There comes a time when we must pay for our crimes. 

In The Gutter, the cheapest fee can have the biggest consequence.

Toll Violation by Patrick Cooper


Dead of winter and the trunk of the ’88 Chevy was an icebox. The temperature prevented the fat man’s body in the trunk from stinking up the car. Shelley and Kid Cub couldn’t smell a thing except the promise of all that money waiting for them in Jersey City.

“Know what I just thought?” Kid Cub said, picking at the dirt under his nails with a pocketknife.

Shelley sniffed behind the wheel. “What’s that?”

“In winter, know how some people drive around with sandbags in their trunk? Well, we got better than sandbags. With a man that fat, no way we’re skidding out.”

They both laughed.

From the forests of Sussex County to the Cape May boardwalk, Shelley, fifty-two, with a halo of grey hair under his ski cap, had taken care of business up and down the Garden State for two decades. Recently, management’s ambitions had bled out into the greater Philly area, which meant he’d be making interstate runs now. Bigelow, the fat man in the trunk, was his first Pennsie mark.

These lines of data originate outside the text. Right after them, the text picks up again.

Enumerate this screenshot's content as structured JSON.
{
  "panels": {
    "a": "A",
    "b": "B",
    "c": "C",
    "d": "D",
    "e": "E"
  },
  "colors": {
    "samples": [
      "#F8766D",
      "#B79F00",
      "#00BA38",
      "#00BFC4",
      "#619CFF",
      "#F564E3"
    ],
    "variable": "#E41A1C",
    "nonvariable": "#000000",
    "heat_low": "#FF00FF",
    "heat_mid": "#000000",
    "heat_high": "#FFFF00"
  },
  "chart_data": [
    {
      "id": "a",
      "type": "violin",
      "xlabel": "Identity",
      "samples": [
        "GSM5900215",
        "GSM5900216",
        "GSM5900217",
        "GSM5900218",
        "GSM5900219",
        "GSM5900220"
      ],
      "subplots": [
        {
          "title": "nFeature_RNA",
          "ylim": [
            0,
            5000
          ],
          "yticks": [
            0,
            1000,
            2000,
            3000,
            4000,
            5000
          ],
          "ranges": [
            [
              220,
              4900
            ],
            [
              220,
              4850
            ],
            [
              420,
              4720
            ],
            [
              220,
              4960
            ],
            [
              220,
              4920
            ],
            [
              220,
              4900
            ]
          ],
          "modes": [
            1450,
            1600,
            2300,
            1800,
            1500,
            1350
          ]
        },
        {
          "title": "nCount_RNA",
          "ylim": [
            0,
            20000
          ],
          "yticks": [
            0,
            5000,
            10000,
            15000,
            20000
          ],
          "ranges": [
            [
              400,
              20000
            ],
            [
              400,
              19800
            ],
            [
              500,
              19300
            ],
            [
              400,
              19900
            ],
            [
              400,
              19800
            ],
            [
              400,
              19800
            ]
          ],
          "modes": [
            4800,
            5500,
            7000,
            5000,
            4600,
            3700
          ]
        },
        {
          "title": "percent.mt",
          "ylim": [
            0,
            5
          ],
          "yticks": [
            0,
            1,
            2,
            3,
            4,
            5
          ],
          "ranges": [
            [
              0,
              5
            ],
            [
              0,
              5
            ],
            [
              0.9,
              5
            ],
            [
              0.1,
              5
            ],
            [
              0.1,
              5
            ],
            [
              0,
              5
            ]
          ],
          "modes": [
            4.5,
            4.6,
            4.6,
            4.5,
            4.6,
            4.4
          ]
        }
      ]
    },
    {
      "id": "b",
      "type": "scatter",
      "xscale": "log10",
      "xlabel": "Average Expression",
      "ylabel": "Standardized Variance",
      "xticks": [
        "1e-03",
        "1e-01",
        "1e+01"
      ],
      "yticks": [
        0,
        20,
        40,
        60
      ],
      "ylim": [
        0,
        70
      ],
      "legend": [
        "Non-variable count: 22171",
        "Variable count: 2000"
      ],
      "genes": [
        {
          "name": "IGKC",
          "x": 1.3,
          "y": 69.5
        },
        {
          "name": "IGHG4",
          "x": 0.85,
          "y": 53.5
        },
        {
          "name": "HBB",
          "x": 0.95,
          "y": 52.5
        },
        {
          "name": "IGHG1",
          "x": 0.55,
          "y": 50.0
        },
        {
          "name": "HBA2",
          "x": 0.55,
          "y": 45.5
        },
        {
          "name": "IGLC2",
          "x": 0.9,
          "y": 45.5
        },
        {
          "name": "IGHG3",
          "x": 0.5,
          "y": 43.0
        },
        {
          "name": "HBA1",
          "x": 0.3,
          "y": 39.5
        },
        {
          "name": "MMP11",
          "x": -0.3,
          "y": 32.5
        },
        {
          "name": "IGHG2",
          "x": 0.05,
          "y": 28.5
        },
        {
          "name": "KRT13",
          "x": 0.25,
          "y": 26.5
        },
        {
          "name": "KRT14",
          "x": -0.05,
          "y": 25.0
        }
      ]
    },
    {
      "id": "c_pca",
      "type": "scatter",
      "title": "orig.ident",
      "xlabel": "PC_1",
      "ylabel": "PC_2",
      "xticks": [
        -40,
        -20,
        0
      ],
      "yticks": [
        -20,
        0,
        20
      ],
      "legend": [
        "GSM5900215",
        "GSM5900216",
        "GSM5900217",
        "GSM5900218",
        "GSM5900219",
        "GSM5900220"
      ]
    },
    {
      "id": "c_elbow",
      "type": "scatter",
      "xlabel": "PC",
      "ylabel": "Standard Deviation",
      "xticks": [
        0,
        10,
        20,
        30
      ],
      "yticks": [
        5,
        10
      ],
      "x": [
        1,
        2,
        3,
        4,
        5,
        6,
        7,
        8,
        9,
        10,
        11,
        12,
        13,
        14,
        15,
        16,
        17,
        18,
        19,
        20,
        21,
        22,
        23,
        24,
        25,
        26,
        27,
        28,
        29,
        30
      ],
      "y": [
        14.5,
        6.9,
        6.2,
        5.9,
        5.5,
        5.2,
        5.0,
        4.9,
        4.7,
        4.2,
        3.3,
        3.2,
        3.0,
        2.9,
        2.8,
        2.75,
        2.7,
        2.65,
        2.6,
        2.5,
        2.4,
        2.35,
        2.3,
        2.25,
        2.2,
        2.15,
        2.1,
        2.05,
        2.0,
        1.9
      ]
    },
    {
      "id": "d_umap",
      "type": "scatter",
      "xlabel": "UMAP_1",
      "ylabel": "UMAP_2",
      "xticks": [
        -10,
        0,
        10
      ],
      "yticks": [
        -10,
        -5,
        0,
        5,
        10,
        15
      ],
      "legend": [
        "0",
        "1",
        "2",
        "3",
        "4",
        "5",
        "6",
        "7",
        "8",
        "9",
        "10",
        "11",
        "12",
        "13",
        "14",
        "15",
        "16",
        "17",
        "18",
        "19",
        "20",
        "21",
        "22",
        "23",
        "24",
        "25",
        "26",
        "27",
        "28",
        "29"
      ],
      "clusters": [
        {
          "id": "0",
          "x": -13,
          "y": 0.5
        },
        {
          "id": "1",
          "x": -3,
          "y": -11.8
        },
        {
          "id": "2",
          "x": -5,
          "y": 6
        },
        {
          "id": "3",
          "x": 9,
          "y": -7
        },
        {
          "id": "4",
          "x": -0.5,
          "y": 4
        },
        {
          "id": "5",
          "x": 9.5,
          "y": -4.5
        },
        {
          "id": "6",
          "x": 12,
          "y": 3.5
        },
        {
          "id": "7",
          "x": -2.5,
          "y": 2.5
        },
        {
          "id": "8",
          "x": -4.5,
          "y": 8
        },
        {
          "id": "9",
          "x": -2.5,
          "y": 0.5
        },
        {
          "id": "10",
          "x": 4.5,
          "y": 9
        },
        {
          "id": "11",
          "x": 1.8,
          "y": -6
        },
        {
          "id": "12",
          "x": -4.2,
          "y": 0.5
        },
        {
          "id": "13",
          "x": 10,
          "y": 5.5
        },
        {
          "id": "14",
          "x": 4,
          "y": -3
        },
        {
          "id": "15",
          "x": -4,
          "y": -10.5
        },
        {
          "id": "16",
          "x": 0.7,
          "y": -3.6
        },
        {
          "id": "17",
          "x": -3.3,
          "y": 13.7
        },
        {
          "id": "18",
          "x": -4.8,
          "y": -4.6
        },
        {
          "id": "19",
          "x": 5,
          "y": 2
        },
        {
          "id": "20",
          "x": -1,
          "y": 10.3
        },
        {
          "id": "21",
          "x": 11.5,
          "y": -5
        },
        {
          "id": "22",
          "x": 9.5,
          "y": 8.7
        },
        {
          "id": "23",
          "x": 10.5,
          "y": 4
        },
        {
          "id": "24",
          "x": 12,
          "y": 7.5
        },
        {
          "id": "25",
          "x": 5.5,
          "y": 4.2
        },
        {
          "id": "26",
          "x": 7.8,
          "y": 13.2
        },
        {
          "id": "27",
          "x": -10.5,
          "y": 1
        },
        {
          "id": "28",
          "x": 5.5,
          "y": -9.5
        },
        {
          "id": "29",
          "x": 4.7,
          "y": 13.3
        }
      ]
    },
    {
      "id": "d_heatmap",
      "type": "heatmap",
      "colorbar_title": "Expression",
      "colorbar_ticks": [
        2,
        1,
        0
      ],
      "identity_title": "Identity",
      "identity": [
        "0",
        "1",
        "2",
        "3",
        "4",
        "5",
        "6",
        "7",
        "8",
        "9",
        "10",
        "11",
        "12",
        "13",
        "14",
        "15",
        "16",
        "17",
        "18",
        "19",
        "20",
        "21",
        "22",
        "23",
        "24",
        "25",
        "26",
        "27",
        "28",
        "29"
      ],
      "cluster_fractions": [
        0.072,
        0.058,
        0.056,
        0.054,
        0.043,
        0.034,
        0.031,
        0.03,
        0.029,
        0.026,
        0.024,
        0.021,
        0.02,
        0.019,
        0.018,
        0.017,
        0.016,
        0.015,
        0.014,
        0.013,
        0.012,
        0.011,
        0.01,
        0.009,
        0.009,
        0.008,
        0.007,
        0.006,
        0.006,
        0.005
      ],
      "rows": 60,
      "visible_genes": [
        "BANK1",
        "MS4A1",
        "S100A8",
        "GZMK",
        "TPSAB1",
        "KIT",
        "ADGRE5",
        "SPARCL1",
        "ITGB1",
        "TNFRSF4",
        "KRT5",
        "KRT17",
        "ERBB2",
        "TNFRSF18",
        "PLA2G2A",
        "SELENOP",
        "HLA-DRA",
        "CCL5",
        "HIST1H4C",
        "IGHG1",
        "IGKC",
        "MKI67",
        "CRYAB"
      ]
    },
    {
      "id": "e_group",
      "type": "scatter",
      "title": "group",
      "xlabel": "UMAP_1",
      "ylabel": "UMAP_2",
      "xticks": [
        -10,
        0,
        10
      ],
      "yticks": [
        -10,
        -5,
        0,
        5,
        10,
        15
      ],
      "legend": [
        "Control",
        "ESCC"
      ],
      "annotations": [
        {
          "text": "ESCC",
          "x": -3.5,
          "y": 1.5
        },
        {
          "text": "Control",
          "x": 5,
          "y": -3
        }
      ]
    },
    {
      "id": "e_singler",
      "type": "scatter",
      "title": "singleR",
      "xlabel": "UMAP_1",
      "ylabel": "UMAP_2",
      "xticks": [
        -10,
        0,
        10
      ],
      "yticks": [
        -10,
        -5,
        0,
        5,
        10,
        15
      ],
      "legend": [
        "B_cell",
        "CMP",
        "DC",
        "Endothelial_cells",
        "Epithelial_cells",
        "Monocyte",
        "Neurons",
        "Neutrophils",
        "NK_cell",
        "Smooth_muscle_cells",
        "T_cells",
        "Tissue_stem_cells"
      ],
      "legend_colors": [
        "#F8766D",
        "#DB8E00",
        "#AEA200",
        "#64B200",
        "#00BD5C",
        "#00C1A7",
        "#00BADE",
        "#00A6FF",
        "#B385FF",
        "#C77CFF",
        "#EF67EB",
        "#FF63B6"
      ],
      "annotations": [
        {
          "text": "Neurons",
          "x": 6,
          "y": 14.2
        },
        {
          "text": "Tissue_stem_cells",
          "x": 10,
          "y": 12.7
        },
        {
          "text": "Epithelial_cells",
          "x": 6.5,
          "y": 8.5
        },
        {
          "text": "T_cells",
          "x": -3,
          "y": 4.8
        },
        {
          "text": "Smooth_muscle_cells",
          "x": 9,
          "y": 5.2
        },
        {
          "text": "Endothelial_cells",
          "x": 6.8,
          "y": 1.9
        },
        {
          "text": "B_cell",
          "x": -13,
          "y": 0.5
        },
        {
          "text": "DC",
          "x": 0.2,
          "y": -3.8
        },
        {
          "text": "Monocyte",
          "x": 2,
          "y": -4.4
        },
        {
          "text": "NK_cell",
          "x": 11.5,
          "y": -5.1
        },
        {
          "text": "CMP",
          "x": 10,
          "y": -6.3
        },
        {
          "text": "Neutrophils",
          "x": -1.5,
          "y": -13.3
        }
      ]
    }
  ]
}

Kid Cub was dressed all in denim. At twenty-five, he was still in his probationary period. Just a couple more months rolling with Shelley and he could fly solo. “Oh shit,” he said. “Toll.”

“What?” Shelley replied.

“There’s a toll up ahead.”

The tollbooths were crowned with the tall, ominous letters of N-E-W-J-E-R-S-E-Y. Beyond the booths, the sun had started its slow crawl over the horizon as the morning commuters did their dutiful creep.

Shelley slowed the Chevy down behind all the traffic and said, “How much is it? Can you read it?”

Kid Cub leaned forward. “Looks like a buck twenty-five.”

Shelley nodded and looked at the kid. When Cub made no move for his pockets, Shelley said, “Well?”

“Well what?”

“My car, my gas. Least you could do is pay the toll.”

“I paid at the diner last night.”

Shelley stared at Cub with enough intention to let him know he wouldn’t budge.

Kid Cub said, “Fine. Cheap prick.” He fished around in his pockets. “We keep doing these interstate gigs, you’re gonna have to get an EZ Pass.”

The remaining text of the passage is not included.